Greg Olsen, one of the most prolific pass-catching tight ends in NFL history, announced his retirement on Sunday.
Olsen, who spent the 2020 season with the Seahawks, announced the news on FOX prior to Sunday's NFC Championship game, officially bringing to an end a 14-year career with he Bears, Panthers and Seahawks. Olsen also announced that he will be part of FOX's broadcast team next season.
Olsen, a first-round pick by the Bears in 2007, was a three-time Pro-Bowler with the Carolina Panthers, and from 2014-2016 he was the first tight end in league history to post three consecutive 1,000-yard seasons.
Olsen had opportunities to pursue a broadcasting career after the Panthers released him following the 2019 season, but instead signed with Seattle hoping to make one last run at one of the few things missing from his impressive resume, a Super Bowl title.
Olsen's one season with Seattle saw him appear in 11 regular-season games, as well as Seattle's Wild Card loss to the Rams. A plantar fascia injury in November landed Olsen on injured reserve, but he was able to make it back before the end of the season. Olsen caught 24 passes for 239 yards and one touchdown as a Seahawk, and he finishes what could very well be a Hall of Fame career with 742 catches for 8,683 yards and 60 touchdowns.
"To the countless teammates, coaches, and staff members in Chicago, Seattle, and especially Carolina, I thank you," Olsen wrote on Instagram. "You molded and shaped me into the player and person I am today.
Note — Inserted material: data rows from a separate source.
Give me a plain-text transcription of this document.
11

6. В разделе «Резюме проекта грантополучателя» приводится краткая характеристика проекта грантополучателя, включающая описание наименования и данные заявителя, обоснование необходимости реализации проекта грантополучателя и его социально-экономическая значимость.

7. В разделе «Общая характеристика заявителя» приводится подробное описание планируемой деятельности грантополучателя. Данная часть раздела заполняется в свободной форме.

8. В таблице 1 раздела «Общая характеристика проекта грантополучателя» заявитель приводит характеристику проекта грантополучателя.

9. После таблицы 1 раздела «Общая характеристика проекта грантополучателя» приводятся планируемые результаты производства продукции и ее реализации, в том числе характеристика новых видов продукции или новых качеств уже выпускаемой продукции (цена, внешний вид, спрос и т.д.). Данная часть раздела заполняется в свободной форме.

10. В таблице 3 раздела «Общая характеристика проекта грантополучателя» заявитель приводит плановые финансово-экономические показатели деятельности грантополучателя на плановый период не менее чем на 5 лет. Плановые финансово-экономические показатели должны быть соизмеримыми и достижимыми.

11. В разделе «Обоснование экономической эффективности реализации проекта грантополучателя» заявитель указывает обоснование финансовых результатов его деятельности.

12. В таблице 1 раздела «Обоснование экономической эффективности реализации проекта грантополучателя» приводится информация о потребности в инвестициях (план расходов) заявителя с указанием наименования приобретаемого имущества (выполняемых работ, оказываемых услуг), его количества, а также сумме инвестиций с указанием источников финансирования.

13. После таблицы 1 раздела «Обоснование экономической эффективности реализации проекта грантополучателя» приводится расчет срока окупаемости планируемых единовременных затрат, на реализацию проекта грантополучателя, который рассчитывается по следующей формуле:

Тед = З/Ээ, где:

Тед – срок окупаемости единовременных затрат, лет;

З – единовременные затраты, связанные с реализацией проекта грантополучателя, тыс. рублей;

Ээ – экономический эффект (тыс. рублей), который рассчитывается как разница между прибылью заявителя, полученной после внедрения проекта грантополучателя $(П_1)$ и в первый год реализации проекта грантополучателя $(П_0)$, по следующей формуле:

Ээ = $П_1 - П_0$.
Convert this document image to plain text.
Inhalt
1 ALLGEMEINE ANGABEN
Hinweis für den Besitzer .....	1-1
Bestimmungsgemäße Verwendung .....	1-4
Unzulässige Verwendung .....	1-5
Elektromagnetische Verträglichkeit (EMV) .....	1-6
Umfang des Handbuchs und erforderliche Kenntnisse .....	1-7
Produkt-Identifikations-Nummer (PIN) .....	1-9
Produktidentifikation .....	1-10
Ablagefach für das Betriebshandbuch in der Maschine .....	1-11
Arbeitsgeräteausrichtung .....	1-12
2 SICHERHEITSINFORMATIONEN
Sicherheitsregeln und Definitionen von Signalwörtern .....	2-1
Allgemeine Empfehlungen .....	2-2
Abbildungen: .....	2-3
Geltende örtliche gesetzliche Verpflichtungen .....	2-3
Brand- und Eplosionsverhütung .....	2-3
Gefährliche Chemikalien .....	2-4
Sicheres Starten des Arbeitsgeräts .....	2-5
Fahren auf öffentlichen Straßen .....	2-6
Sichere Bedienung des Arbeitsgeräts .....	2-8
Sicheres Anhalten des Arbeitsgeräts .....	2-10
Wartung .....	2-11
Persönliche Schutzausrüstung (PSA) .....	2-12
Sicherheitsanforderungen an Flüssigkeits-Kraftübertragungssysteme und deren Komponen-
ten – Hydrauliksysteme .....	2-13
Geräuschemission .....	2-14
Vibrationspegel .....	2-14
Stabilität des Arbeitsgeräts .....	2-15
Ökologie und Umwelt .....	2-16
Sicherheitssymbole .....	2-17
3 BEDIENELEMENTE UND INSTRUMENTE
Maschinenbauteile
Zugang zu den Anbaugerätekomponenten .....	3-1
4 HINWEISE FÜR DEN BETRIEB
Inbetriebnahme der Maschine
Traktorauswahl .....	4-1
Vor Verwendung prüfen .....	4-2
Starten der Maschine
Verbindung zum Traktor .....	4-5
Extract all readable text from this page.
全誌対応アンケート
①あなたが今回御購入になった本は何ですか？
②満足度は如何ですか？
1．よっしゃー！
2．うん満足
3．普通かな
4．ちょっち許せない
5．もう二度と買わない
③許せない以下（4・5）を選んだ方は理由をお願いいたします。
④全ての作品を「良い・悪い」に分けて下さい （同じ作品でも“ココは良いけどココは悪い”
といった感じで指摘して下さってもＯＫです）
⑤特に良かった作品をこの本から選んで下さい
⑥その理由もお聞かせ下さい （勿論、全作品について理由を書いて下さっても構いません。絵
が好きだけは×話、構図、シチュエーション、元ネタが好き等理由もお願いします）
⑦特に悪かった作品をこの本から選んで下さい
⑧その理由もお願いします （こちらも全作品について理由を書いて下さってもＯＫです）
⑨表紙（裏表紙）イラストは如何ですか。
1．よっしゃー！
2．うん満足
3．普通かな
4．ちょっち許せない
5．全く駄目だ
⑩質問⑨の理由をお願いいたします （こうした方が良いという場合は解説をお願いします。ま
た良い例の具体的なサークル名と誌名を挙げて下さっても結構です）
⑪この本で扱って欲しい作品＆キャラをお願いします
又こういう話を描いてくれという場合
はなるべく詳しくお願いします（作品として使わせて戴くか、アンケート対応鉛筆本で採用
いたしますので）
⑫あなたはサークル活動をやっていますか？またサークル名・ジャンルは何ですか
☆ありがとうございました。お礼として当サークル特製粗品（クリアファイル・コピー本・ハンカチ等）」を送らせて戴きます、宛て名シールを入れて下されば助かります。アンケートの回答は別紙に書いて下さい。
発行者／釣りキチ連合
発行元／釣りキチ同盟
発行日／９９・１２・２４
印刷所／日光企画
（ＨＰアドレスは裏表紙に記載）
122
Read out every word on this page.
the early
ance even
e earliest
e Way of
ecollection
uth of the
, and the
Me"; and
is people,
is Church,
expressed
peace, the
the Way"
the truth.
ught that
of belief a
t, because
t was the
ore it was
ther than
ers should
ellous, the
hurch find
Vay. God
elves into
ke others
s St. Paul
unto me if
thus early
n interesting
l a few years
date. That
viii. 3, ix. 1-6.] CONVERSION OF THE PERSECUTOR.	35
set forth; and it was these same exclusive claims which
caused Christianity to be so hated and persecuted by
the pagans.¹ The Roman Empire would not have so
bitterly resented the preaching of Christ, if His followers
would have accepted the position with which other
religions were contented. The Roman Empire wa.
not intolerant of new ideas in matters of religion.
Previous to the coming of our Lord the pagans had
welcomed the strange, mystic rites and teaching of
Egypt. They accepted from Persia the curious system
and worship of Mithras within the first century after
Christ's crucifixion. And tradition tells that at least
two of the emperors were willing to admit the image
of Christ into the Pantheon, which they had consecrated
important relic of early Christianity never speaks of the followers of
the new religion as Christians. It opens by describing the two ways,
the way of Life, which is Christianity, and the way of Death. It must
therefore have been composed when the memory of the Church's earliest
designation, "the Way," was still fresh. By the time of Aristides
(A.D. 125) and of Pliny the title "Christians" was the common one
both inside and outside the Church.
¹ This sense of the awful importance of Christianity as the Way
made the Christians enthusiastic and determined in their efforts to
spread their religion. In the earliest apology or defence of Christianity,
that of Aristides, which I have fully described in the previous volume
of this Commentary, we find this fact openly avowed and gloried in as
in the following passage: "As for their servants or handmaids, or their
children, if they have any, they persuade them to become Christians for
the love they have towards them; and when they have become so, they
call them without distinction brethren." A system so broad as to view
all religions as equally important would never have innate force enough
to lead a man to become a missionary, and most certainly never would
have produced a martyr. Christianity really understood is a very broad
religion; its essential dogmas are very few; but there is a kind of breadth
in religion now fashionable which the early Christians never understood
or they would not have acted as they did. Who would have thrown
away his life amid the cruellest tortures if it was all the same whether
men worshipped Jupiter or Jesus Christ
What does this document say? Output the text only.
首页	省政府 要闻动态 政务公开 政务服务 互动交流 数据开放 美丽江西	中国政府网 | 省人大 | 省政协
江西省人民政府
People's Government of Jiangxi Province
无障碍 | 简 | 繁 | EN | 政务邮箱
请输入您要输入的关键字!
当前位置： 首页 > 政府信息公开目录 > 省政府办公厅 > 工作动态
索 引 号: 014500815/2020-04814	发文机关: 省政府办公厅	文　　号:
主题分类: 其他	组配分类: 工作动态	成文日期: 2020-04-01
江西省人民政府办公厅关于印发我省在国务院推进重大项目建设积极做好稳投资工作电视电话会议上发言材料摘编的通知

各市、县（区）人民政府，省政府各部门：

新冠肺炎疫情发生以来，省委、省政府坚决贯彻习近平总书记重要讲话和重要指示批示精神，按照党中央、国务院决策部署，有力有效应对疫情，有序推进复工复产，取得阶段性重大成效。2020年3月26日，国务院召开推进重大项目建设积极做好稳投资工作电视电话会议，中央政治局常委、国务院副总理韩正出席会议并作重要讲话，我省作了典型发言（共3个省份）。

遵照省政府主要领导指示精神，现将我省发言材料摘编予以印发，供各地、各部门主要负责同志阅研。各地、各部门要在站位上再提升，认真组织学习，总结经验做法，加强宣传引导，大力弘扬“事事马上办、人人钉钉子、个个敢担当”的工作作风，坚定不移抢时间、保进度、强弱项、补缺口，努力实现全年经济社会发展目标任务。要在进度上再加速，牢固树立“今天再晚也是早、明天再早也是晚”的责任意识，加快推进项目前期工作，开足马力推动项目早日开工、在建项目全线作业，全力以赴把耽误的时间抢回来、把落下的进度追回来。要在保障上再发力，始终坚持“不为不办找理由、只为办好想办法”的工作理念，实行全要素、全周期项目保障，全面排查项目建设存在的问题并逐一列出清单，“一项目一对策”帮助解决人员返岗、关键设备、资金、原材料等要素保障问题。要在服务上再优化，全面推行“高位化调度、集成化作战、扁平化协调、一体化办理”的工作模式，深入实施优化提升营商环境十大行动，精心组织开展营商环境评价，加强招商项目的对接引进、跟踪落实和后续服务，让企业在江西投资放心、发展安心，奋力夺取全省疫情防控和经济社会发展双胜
I'll cherish those personal relationships more than anything else. This career is built on relationships, and in that area I was so fortunate.
"I try to not look back and have regrets. I have so much I am proud of over my career. But as I look back on my career, I have two. I regret never reaching the top of the mountain. I regret walking off the field under the weight of confetti, but realizing our dream came up short.
"My ultimate regret was not being able to enjoy the end with my family. Watching the time tick down, in an empty stadium, knowing it would be my last game. Not having the ability to be surrounded by my loved ones. Not being able to hug them and thank them for a lifetime of love and sacrifice. Life doesn't always go as planned, but it was a great ride."